Kirk Roberts to forfeit $900,000+
A convicted drug trafficker has failed to overturn a ruling ordering him to give up almost $1 million in personal assets.
Two years ago, a judge ruled that Kirk Roberts would have to concede his 50 percent share in a house and land at West Side Road, Sandys — worth $926,531 — which was deemed to be the spoils of his criminal activity.
Roberts, a former powerboat champion, was sentenced to ten years in jail in 2002 for conspiring to import cannabis worth $1.4 million to Bermuda.
In an appeal hearing earlier this month, Roberts' lawyer Frank Phipps QC argued that the hearing under the Proceeds of Crime Act had not followed correct procedure. However, the appeals judges yesterday upheld the assets ruling against Roberts, who is currently on parole.
During his cannabis conspiracy trial, his accomplice gave evidence and claimed 200lbs of cannabis was collected in St. Vincent and passed to Roberts when he was taken out to sea in December 2000 in a boat called the Sea Scorpion III to rendezvous with a sail boat off Bermuda carrying the package of drugs.
The Crown, lead by former Director of Public Prosecutions, Kulandra Ratneser, originally claimed that Roberts benefited to the tune of about $2 million from trafficking. However, Roberts' solicitor, Kamal Durrant, argued in court that his client never made any money from crime and Roberts' wife had said she couldn't understand how assets could be seized when there was no evidence anyone had gained. It was understood that he felt Police were out to get him after rumours about his activities.
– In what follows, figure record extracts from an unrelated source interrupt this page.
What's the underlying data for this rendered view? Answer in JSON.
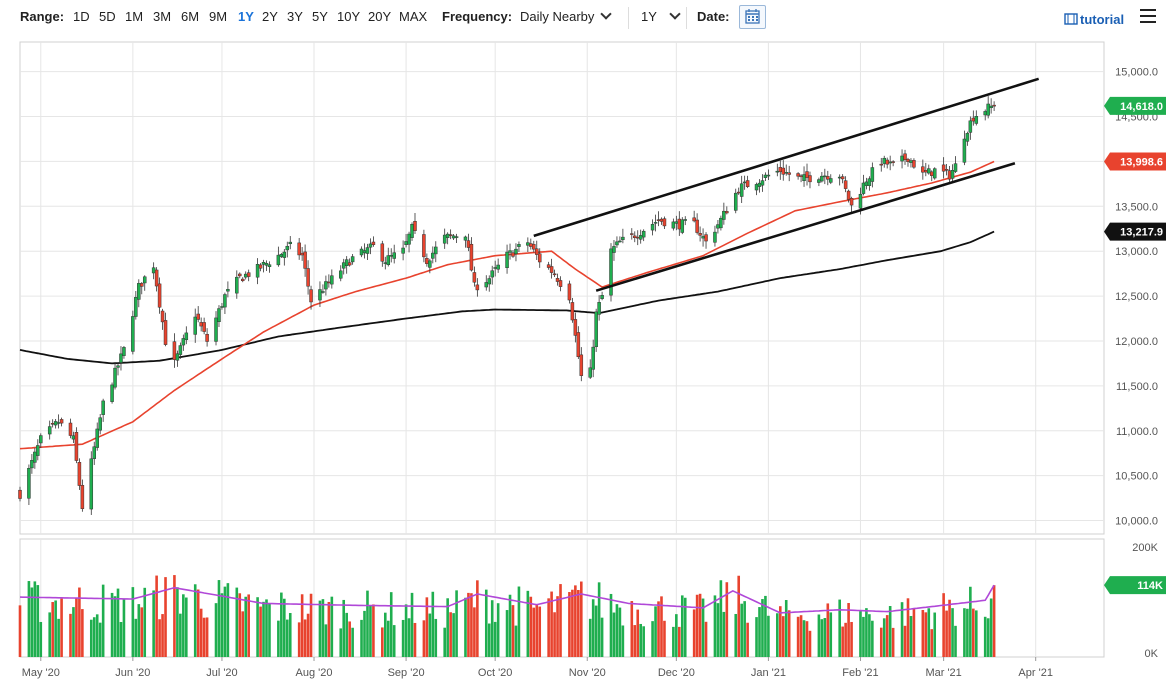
{
  "toolbar": {
    "range_label": "Range:",
    "ranges": [
      "1D",
      "5D",
      "1M",
      "3M",
      "6M",
      "9M",
      "1Y",
      "2Y",
      "3Y",
      "5Y",
      "10Y",
      "20Y",
      "MAX"
    ],
    "active_range": "1Y",
    "frequency_label": "Frequency:",
    "frequency_value": "Daily Nearby",
    "period_value": "1Y",
    "date_label": "Date:",
    "tutorial_label": "tutorial"
  },
  "colors": {
    "up": "#1fae4f",
    "down": "#e8432e",
    "ma_fast": "#e8432e",
    "ma_slow": "#111111",
    "volume_avg": "#b048d8",
    "badge_price": "#1fae4f",
    "badge_ma_fast": "#e8432e",
    "badge_ma_slow": "#111111",
    "badge_volume": "#1fae4f"
  },
  "chart_data": {
    "type": "candlestick",
    "price_axis": {
      "ticks": [
        "15,000.0",
        "14,500.0",
        "14,000.0",
        "13,500.0",
        "13,000.0",
        "12,500.0",
        "12,000.0",
        "11,500.0",
        "11,000.0",
        "10,500.0",
        "10,000.0"
      ],
      "tick_values": [
        15000,
        14500,
        14000,
        13500,
        13000,
        12500,
        12000,
        11500,
        11000,
        10500,
        10000
      ],
      "ylim": [
        9850,
        15330
      ]
    },
    "volume_axis": {
      "ticks": [
        "200K",
        "0K"
      ],
      "tick_values": [
        200000,
        0
      ],
      "ylim": [
        0,
        200000
      ]
    },
    "x_axis": {
      "labels": [
        "May '20",
        "Jun '20",
        "Jul '20",
        "Aug '20",
        "Sep '20",
        "Oct '20",
        "Nov '20",
        "Dec '20",
        "Jan '21",
        "Feb '21",
        "Mar '21",
        "Apr '21"
      ],
      "dates": [
        "2020-05-01",
        "2020-06-01",
        "2020-07-01",
        "2020-08-01",
        "2020-09-01",
        "2020-10-01",
        "2020-11-01",
        "2020-12-01",
        "2021-01-01",
        "2021-02-01",
        "2021-03-01",
        "2021-04-01"
      ],
      "start": "2020-04-24",
      "end": "2021-04-24"
    },
    "price_anchors": [
      [
        "2020-04-24",
        10300
      ],
      [
        "2020-05-01",
        10900
      ],
      [
        "2020-05-07",
        11100
      ],
      [
        "2020-05-12",
        10900
      ],
      [
        "2020-05-15",
        10150
      ],
      [
        "2020-05-22",
        11300
      ],
      [
        "2020-05-29",
        11900
      ],
      [
        "2020-06-03",
        12600
      ],
      [
        "2020-06-08",
        12850
      ],
      [
        "2020-06-12",
        12000
      ],
      [
        "2020-06-15",
        11750
      ],
      [
        "2020-06-22",
        12300
      ],
      [
        "2020-06-26",
        12000
      ],
      [
        "2020-07-02",
        12500
      ],
      [
        "2020-07-07",
        12700
      ],
      [
        "2020-07-13",
        12800
      ],
      [
        "2020-07-20",
        12950
      ],
      [
        "2020-07-24",
        13050
      ],
      [
        "2020-07-28",
        12950
      ],
      [
        "2020-07-31",
        12450
      ],
      [
        "2020-08-06",
        12650
      ],
      [
        "2020-08-13",
        12900
      ],
      [
        "2020-08-21",
        13050
      ],
      [
        "2020-08-25",
        12900
      ],
      [
        "2020-08-31",
        13000
      ],
      [
        "2020-09-03",
        13250
      ],
      [
        "2020-09-08",
        12900
      ],
      [
        "2020-09-14",
        13150
      ],
      [
        "2020-09-21",
        13200
      ],
      [
        "2020-09-24",
        12600
      ],
      [
        "2020-09-29",
        12700
      ],
      [
        "2020-10-05",
        12950
      ],
      [
        "2020-10-12",
        13100
      ],
      [
        "2020-10-16",
        12900
      ],
      [
        "2020-10-21",
        12750
      ],
      [
        "2020-10-26",
        12500
      ],
      [
        "2020-10-30",
        11600
      ],
      [
        "2020-11-02",
        11650
      ],
      [
        "2020-11-04",
        12300
      ],
      [
        "2020-11-06",
        12500
      ],
      [
        "2020-11-09",
        13000
      ],
      [
        "2020-11-12",
        13100
      ],
      [
        "2020-11-18",
        13200
      ],
      [
        "2020-11-25",
        13350
      ],
      [
        "2020-12-01",
        13300
      ],
      [
        "2020-12-07",
        13300
      ],
      [
        "2020-12-11",
        13100
      ],
      [
        "2020-12-16",
        13350
      ],
      [
        "2020-12-22",
        13700
      ],
      [
        "2020-12-29",
        13800
      ],
      [
        "2021-01-05",
        13900
      ],
      [
        "2021-01-12",
        13800
      ],
      [
        "2021-01-19",
        13850
      ],
      [
        "2021-01-25",
        13850
      ],
      [
        "2021-01-29",
        13500
      ],
      [
        "2021-02-03",
        13800
      ],
      [
        "2021-02-08",
        14000
      ],
      [
        "2021-02-12",
        13950
      ],
      [
        "2021-02-17",
        14050
      ],
      [
        "2021-02-22",
        13850
      ],
      [
        "2021-02-26",
        13900
      ],
      [
        "2021-03-03",
        13850
      ],
      [
        "2021-03-05",
        13950
      ],
      [
        "2021-03-08",
        14300
      ],
      [
        "2021-03-11",
        14500
      ],
      [
        "2021-03-15",
        14580
      ],
      [
        "2021-03-18",
        14618
      ]
    ],
    "ma_fast_anchors": [
      [
        "2020-04-24",
        10800
      ],
      [
        "2020-05-15",
        10850
      ],
      [
        "2020-06-01",
        11100
      ],
      [
        "2020-06-15",
        11450
      ],
      [
        "2020-07-01",
        11800
      ],
      [
        "2020-07-15",
        12100
      ],
      [
        "2020-08-01",
        12400
      ],
      [
        "2020-08-15",
        12550
      ],
      [
        "2020-09-01",
        12700
      ],
      [
        "2020-09-15",
        12850
      ],
      [
        "2020-10-01",
        12950
      ],
      [
        "2020-10-20",
        13000
      ],
      [
        "2020-10-28",
        12800
      ],
      [
        "2020-11-06",
        12600
      ],
      [
        "2020-11-20",
        12750
      ],
      [
        "2020-12-10",
        12950
      ],
      [
        "2020-12-25",
        13200
      ],
      [
        "2021-01-10",
        13450
      ],
      [
        "2021-01-25",
        13550
      ],
      [
        "2021-02-10",
        13650
      ],
      [
        "2021-02-25",
        13760
      ],
      [
        "2021-03-10",
        13880
      ],
      [
        "2021-03-18",
        13998.6
      ]
    ],
    "ma_slow_anchors": [
      [
        "2020-04-24",
        11900
      ],
      [
        "2020-05-10",
        11800
      ],
      [
        "2020-05-25",
        11750
      ],
      [
        "2020-06-10",
        11780
      ],
      [
        "2020-07-01",
        11900
      ],
      [
        "2020-07-20",
        12050
      ],
      [
        "2020-08-10",
        12150
      ],
      [
        "2020-09-01",
        12250
      ],
      [
        "2020-09-20",
        12330
      ],
      [
        "2020-10-01",
        12350
      ],
      [
        "2020-10-25",
        12340
      ],
      [
        "2020-11-05",
        12310
      ],
      [
        "2020-11-25",
        12450
      ],
      [
        "2020-12-15",
        12550
      ],
      [
        "2021-01-05",
        12700
      ],
      [
        "2021-01-25",
        12800
      ],
      [
        "2021-02-10",
        12900
      ],
      [
        "2021-02-28",
        13000
      ],
      [
        "2021-03-10",
        13100
      ],
      [
        "2021-03-18",
        13217.9
      ]
    ],
    "trendlines": [
      {
        "name": "Upper channel",
        "from": [
          "2020-10-14",
          13170
        ],
        "to": [
          "2021-04-02",
          14920
        ]
      },
      {
        "name": "Lower channel",
        "from": [
          "2020-11-04",
          12560
        ],
        "to": [
          "2021-03-25",
          13980
        ]
      }
    ],
    "volume_avg_anchors": [
      [
        "2020-04-24",
        95000
      ],
      [
        "2020-06-01",
        92000
      ],
      [
        "2020-06-15",
        110000
      ],
      [
        "2020-07-15",
        85000
      ],
      [
        "2020-08-15",
        82000
      ],
      [
        "2020-09-15",
        80000
      ],
      [
        "2020-09-25",
        100000
      ],
      [
        "2020-10-15",
        83000
      ],
      [
        "2020-10-30",
        100000
      ],
      [
        "2020-11-15",
        85000
      ],
      [
        "2020-12-10",
        78000
      ],
      [
        "2020-12-20",
        105000
      ],
      [
        "2021-01-05",
        70000
      ],
      [
        "2021-01-25",
        75000
      ],
      [
        "2021-02-10",
        72000
      ],
      [
        "2021-02-25",
        80000
      ],
      [
        "2021-03-15",
        90000
      ],
      [
        "2021-03-18",
        114000
      ]
    ],
    "last_price": 14618.0,
    "last_ma_fast": 13998.6,
    "last_ma_slow": 13217.9,
    "last_volume": 114000,
    "badges": {
      "price": "14,618.0",
      "ma_fast": "13,998.6",
      "ma_slow": "13,217.9",
      "volume": "114K"
    }
  }
}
The cannabis conviction was his first.
Meanwhile, two men convicted of murdering the Cooper twins failed yesterday in a bid to have their names cleared.
Kenneth Burgess and Dennis Robinson were jailed for life in 2006 for killing Jahmal and Jahmil Cooper in March 2005. Burgess was said to have beaten the 20-year-old twins and bludgeoned them with a metal baseball bat at his apartment in Crown Hill Lane, Devonshire, in revenge for them allegedly robbing his father.
The prosecution claimed Robinson guarded the door to prevent escape and then helped Burgess to dispose of the bodies 80 feet down Abbot's Cliff in Hamilton Parish.
Their skeletal remains were discovered a month later.
Among the points argued by barristers representing the men at their November 2007 appeal, were that the evidence of two key witnesses in the trial, Devario Whitter and Gladwin Cann, was unreliable. The lawyers asked for fresh evidence in the form of sworn statements from the pair to be produced.
It was further argued that Chief Justice Richard Ground erred in his conduct of the trial.
However, the panel of three appeal judges dismissed the appeal during a brief hearing yesterday morning.
A separate bid by Burgess and Robinson to have their sentences of a minimum 15 years reduced will be heard at a later date.
In a separate case yesterday, a man convicted over a vicious machete attack, which left his victim maimed, also saw his appeal dismissed. Harron Lee Powell Evans and Akono Shakir Parsons were found guilty in November 2006 of wounding Kuma Smith with intent to do him grievous bodily harm.
Mr. Smith had a finger chopped off in an ambush in Devonshire in January 2005.
Evans asked the Court of Appeal to quash his conviction, with his lawyer, Victoria Pearman, arguing that trial judge Norma Wade-Miller mishandled the case. Parsons did not appeal. The appeal judges dismissed Evans' attempt to have his name cleared yesterday morning.